E. M. Cioran, Del inconveniente de haber nacido

 

Se despierta, ni tarde ni temprano, una luz mínima entrando a través de la persiana. Estira el brazo bajo la cama, manoteando en el vacío, encuentra la botella. Le queda menos de la mitad. Pega un trago largo, para despabilar. Piensa, intenta pensar, hasta que lo vuelve a ganar el cansancio, el aburrimiento. Se duerme con la botella entre los brazos.

Vuelve en sí algunas horas después. Ya decididamente de noche: la oscuridad y el silencio se inundan, se mezclan, son la misma cosa. Con los dientes, destapa la botella. La empina, apenas primero, del todo después, hasta agotarla. Habrá que levantarse nomás, piensa. Va, descalzo, hasta la cocina. Tantea de memoria en el bajo mesada, hasta que da con una botella solitaria. Aún una botella más, la última en toda la casa. La palpa, comprueba dos cosas: es de cerveza, está tibia. La destapa, golpeando el pico secamente contra el borde de la mesada de falso mármol. De un trago, limpio, le vacía un cuarto de contenido. Vuelve a la pieza despacio y se tira en el colchón.
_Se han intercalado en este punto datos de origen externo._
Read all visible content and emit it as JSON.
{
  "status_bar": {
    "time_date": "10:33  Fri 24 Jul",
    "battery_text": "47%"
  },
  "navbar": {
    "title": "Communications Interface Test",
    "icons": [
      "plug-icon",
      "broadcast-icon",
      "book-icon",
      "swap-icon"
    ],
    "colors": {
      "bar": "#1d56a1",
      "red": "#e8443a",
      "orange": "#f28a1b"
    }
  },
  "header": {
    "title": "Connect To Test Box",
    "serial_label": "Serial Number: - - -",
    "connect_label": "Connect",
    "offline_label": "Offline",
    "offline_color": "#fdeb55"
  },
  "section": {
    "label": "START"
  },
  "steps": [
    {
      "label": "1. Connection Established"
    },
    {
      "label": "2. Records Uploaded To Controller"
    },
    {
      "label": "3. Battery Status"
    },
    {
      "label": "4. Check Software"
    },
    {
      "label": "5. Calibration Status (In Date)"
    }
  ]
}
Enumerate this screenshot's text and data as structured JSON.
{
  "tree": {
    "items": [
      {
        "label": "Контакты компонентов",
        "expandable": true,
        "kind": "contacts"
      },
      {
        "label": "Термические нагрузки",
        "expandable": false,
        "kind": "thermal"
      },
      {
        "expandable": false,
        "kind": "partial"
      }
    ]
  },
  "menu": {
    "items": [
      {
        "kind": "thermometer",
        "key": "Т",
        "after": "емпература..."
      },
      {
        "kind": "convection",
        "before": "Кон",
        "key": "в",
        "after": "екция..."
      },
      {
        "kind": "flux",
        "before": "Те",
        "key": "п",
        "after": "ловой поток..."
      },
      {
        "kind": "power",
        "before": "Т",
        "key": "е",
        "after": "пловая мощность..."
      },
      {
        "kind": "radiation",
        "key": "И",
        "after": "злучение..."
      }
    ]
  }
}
Todo esto a oscuras.

Se queda prontamente dormido. En el sueño, lo visitan voces antes que imágenes. La voz de la Chana, irrecuperable en la vigilia, revestida de una nitidez, una claridad intolerable. Levantate Rubén, le dice, ya llegaste Rubén, le pregunta. Y a dónde va y de dónde viene es algo que escapa a su conocimiento inmediato dentro del sueño. Se va y llega a la casa, supone, y la Chana hace la comida, eso seguro, se oyen los ruidos de ollas, platos, cubiertos. Después, todo eso es ahogado por los gritos de la revuelta, el paro, los tiros, las corridas. Vamos, corran carajo, y ahora qué Rubén, ahora a esperar, muchachos, hay que aguantar nomás.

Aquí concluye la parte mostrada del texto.